You know, one thing that I found interesting about our ill-advised friend is that he found an attorney willing to take on his ludicrous case…. willing to stand before a judge and accuse the hospital of wrongdoing, while declaring the man’s right to bring such a case and expect compensation.
Doesn’t the devil do that, too? Here he comes with his file of justifications as to why you have a right to hold on to your bitterness and resentment, your envy and pride, your nasty habits. He is ever so happy to remind you that you are entitled to feel exactly as you do and also entitled to keep feeling that way, because, after all, look at what so and so did to you. It’s amazing to me that the man I’m telling you of had been successfully parted from the thing that was threatening his very existence, and yet he couldn’t let it go.
I’m told that among the Romans’ repertoire of gruesome punishments was the custom of shackling the convicted murderer to the dead body of his victim, eye to eye, hand to hand, etc. No one, under any circumstances, was allowed to uncouple them. The killer lived out the rest of his life chained to the decaying corpse and bathed in its stench until he himself began to rot away. Oh, to be free.

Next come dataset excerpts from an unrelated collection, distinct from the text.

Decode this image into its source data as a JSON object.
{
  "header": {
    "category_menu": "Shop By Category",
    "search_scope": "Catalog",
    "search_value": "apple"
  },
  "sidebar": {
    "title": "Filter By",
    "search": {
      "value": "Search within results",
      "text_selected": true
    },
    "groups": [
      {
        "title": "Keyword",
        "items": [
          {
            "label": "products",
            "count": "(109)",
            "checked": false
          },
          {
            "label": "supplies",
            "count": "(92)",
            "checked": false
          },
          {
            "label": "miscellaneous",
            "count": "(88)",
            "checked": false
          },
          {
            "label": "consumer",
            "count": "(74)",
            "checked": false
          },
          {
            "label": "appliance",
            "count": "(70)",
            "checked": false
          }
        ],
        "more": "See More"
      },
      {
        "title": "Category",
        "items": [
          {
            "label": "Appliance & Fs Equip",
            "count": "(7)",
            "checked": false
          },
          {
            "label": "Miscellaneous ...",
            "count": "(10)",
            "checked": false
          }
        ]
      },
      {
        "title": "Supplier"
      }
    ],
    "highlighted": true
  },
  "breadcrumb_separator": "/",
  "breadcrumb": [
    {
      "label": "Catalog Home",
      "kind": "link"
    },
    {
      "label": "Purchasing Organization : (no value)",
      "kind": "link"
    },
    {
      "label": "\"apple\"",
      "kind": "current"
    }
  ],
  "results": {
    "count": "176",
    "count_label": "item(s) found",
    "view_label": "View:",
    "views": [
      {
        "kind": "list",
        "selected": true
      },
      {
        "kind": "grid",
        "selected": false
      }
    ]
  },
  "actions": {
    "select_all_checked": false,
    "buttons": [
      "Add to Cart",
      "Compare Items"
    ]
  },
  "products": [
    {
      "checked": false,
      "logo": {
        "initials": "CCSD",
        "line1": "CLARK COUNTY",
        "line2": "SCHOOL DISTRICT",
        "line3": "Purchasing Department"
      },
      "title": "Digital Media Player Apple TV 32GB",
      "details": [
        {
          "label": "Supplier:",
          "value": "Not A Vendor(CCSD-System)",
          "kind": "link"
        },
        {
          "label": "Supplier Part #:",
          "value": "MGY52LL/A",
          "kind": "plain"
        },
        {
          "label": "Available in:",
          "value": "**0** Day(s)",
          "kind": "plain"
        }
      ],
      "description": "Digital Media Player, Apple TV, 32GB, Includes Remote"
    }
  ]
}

Perhaps it is this Paul had in mind when he talked in Romans 7 of his desire to do good, but evil being present with him. And then he says something remarkable…”O wretched man that I am! Who shall deliver me from the body of this death? I thank God through Jesus Christ our Lord…” It is through Jesus Christ that we are delivered and the wretched things can finally be left behind.
So…I went on to other cases and I never heard the final outcome of the trial, but I suspect the gentleman learned to live without that thing he thought he needed and went on to live a better life, and we can, too, through faith in Christ.